The collection method is the key to reliability
We live in a world where a lot of data is collected. The digital revolution has enabled us to automatically collect and store an almost infinite amount of information. Investors, writers, news anchors, and entrepreneurs seemingly constantly talk about data.
It’s a really exciting time that we’re living with all of this data. The only problem is that the right data is not collected and the data collected is often not used. Sometimes I feel like we talk so much about data with buzz words like “big data” and “artificial intelligence”, which are based on data that has been talked about so much and that has been talked about so much. of them that they have lost their meaning.
The truth is, many small businesses or organizations don’t need to go crazy with data. But they need to be focused and smart about the information they collect and analyze.
First, let’s talk about a few reasons why data is valuable even for a small entity.
Understanding your customer’s behavior, controllable cost factors such as overhead, and evaluating the performance of suppliers and partners are common uses for data.
As managers, we all want to make good, informed decisions. Data can give us the comfort and confidence to support our decisions. Now the bad news – data can be misleading.
As Mark Twain once pointed out, there are “lies, cursed lies and statistics”. When we compile data together, we often get the impression that it is hard and cold facts. But I believe we’ve all had experiences in which we’ve been presented with data that we don’t believe in or even data that later turned out to be unreliable.
Understand, evaluate and make the right decisions
Why does this contradiction seem to exist? We need to understand the context of the data and why we are using it before we can make good decisions.
As humans, we tend to be biased. We think we are drawing independent conclusions when in reality we are looking for the data that supports our theories. We throw away the data types that don’t support what we want and explore the data that does.

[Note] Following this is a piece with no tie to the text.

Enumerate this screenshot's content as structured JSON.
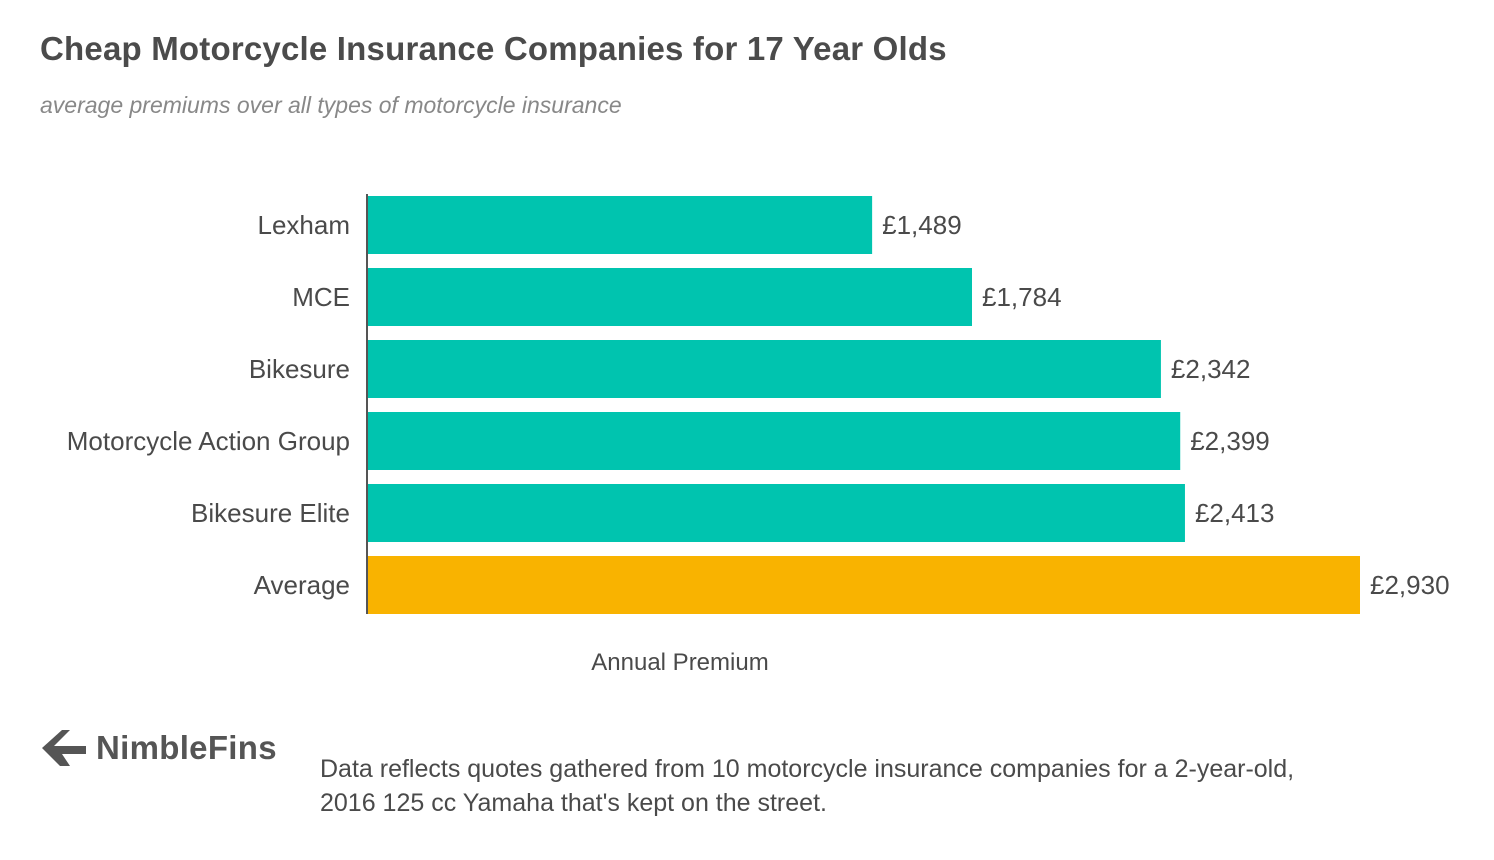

Often an “analysis” is involved, which takes the raw data and modifies it through calculations. Then we display it in nice tables and charts that can create visual bias. So, shouldn’t we be devoting all this time and attention to data? No. What we need to do is understand the limitations of the data and the context of that data.
The biggest problem may be the way the data is collected
The biggest problem with data is often data collection. Understanding how the data was collected will often give you a good idea of how to interpret it.

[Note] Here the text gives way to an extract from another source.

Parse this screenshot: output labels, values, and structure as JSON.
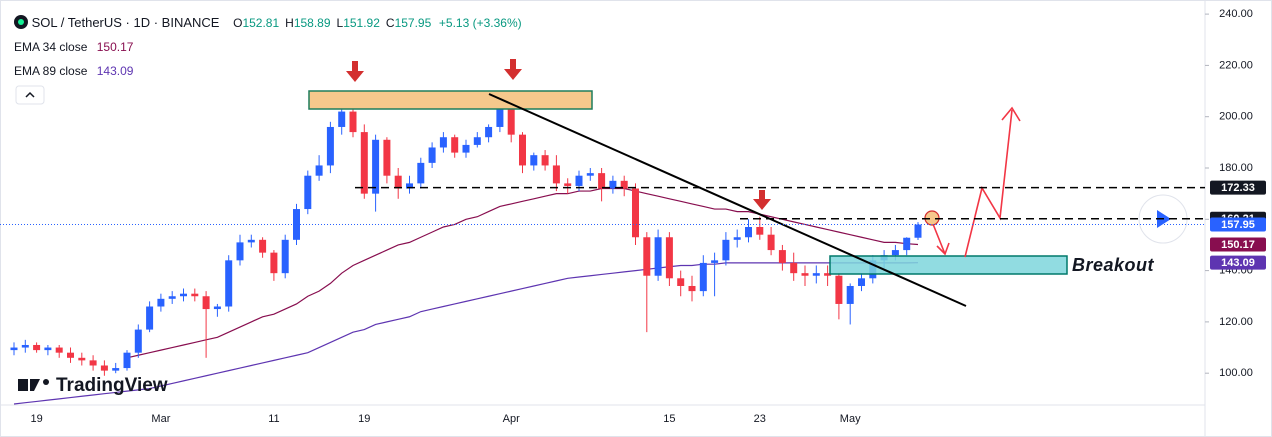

For example, I often hate customer surveys. I generally don’t like them because they are extremely vulnerable to self-selection bias. Only those who want to take the survey do so and those who want to take it don’t necessarily represent all of your customers.
Therefore, customer surveys usually only give you information about those who are “
- Already customers
- You already respect enough to take the time to complete the survey
They might be the type of people you really want information from, but that won’t tell you enough about those who may have been disappointed or were unfamiliar with your services.
Another big problem is the sheer volume of information. Small businesses don’t have billions of data points. Walmart can be confident that a product evolves based on point-of-sale data, as it performs millions of transactions every week. A small business can consider itself lucky if it has 100, and 100 data points are often not enough to be statistically relevant.
Trends rather than anomalies from external events (there may have been an event next door or really bad weather that week) are hard to spot.
So what should you do? I suggest you continue to collect data. But you need to know what all the asterisks are with the data. Put it in context and consider alternative theories.
Targeted, deliberate and sober in reading the results
Understand what data you are collecting and just as importantly understand what data is not collected. As a small organization, you need to be very focused, deliberate, and sober about the types of data you collect and how you analyze it.
Be aware that tables and graphs are handpicked statistics and edited for easy viewing. And at the end of the day, the data can be informative, but ultimately you are the one responsible for the decision.